Two high transportation electrification scenarios would require the utilities to nearly double their current spending on feeder lines, transformer banks and substations, it says.
“Secondary transformer and service upgrades alone … [comprise] an estimated $15 billion of the $50 billion … and are currently not accounted for” in the investor-owned utilities’ annual assessments of grid needs, it says.
“PG&E’s distribution circuits are projected to reach capacity sooner than SCE and SDG&E,” it says. “SDG&E is expected to have the least number of feeders reaching full capacity by 2035, with 22% compared to SCE’s 36% and PG&E’s 48% of feeders.”
The study forecasts that peak load will increase on the utilities’ distribution systems an average of 56% from 2025 to 2035 under all high-electrification and base-case scenarios.

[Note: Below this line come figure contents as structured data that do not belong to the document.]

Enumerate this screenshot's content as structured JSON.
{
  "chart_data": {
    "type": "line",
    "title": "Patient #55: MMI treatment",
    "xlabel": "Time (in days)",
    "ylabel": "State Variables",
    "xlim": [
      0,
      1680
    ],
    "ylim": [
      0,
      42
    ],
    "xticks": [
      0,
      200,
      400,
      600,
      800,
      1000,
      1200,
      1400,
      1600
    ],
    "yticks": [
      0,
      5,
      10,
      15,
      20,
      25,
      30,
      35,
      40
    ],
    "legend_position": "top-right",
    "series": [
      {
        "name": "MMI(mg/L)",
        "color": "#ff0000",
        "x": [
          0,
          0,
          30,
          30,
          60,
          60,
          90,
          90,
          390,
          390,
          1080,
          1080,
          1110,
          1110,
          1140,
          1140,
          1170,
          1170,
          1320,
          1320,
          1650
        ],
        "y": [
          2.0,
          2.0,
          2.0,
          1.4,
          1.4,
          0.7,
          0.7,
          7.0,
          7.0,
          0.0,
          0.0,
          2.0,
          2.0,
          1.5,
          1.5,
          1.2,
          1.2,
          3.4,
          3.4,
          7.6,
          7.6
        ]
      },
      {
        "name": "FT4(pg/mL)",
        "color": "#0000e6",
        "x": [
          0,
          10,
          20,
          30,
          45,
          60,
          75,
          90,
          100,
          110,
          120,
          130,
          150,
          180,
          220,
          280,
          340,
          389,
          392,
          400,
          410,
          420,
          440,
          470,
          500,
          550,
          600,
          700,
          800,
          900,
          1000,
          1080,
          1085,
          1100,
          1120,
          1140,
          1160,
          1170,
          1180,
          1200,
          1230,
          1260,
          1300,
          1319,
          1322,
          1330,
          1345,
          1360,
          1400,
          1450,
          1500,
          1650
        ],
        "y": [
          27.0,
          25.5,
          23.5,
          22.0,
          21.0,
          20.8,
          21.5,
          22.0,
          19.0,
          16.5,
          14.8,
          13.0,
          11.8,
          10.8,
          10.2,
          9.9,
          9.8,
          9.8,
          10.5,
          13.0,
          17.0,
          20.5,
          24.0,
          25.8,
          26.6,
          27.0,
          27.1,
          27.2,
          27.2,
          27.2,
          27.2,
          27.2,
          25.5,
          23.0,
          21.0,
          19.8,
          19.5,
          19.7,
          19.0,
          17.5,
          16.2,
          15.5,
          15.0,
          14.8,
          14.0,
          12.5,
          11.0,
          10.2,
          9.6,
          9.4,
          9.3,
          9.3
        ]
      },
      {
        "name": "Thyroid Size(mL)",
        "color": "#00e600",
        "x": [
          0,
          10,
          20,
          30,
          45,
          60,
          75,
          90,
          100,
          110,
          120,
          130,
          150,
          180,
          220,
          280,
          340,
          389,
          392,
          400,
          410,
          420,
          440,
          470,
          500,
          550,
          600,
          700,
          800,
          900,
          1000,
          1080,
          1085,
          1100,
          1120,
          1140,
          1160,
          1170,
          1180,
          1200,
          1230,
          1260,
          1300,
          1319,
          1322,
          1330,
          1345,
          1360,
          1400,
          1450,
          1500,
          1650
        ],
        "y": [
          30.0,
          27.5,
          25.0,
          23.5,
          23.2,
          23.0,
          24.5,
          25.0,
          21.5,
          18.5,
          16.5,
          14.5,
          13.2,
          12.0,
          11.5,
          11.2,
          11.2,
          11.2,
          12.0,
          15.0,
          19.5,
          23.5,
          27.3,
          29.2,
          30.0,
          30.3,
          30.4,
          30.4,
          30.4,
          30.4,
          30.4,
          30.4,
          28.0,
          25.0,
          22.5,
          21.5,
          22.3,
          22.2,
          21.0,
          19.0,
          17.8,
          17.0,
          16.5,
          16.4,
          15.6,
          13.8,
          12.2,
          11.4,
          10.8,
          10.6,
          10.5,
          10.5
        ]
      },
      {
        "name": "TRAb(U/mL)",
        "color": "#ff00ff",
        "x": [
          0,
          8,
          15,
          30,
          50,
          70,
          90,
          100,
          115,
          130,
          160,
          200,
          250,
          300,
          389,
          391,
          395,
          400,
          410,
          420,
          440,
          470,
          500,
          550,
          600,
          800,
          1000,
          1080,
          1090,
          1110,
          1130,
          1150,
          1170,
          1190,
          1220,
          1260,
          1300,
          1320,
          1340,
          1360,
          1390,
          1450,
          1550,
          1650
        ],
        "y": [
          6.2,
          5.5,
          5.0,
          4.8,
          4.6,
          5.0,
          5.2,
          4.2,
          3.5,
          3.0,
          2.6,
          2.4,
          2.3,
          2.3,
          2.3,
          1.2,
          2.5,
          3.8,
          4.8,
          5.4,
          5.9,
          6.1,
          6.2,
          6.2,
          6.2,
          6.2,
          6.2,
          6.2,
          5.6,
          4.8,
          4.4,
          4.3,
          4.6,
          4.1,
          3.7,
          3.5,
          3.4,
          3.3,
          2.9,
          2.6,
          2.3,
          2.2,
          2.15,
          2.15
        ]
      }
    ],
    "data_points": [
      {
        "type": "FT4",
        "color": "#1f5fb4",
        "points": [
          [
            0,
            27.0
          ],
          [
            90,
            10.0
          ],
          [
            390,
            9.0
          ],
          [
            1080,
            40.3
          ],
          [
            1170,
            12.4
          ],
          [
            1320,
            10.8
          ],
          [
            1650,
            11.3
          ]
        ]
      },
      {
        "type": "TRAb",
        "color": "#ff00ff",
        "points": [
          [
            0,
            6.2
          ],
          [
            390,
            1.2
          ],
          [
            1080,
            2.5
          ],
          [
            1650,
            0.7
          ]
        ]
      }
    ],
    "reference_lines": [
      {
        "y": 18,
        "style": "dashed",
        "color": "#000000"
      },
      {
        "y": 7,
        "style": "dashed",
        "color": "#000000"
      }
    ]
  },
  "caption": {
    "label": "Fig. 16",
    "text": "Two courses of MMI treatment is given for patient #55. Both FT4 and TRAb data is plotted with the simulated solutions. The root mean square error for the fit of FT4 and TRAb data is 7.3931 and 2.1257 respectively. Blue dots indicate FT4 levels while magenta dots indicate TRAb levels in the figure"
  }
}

“This dramatic increase in peak load … is primarily due to transportation electrification impacts, with over 60% of this demand coming from light-duty vehicles,” it says. “The average percent change in peak load from 2025 to 2035 for the high transportation electrification scenarios is more dramatic for PG&E (69%), followed by SDG&E (53%) and SCE (44%).”
Among the study’s recommendations is that the utilities increase their distribution planning horizons to align with those of CAISO and the California Energy Commission, which stretch from 10 to 20 years. That would help them prepare more efficiently for a distribution grid that can incorporate DERs and manage load, it says.
“The substantial difference between the estimated capacity expansion costs, in the several tens of billions of dollars, in this study and the recent filings by the [utilities] suggest there is a disconnect between the data and the current planning process,” it says.
Another recommendation is for the utilities to better incorporate the state’s policy goals in their distribution planning.
A second part of the study will build on the first part’s findings, including by developing scenarios that reflect state policy goals, state agency targets and the Energy Commission’s demand forecast.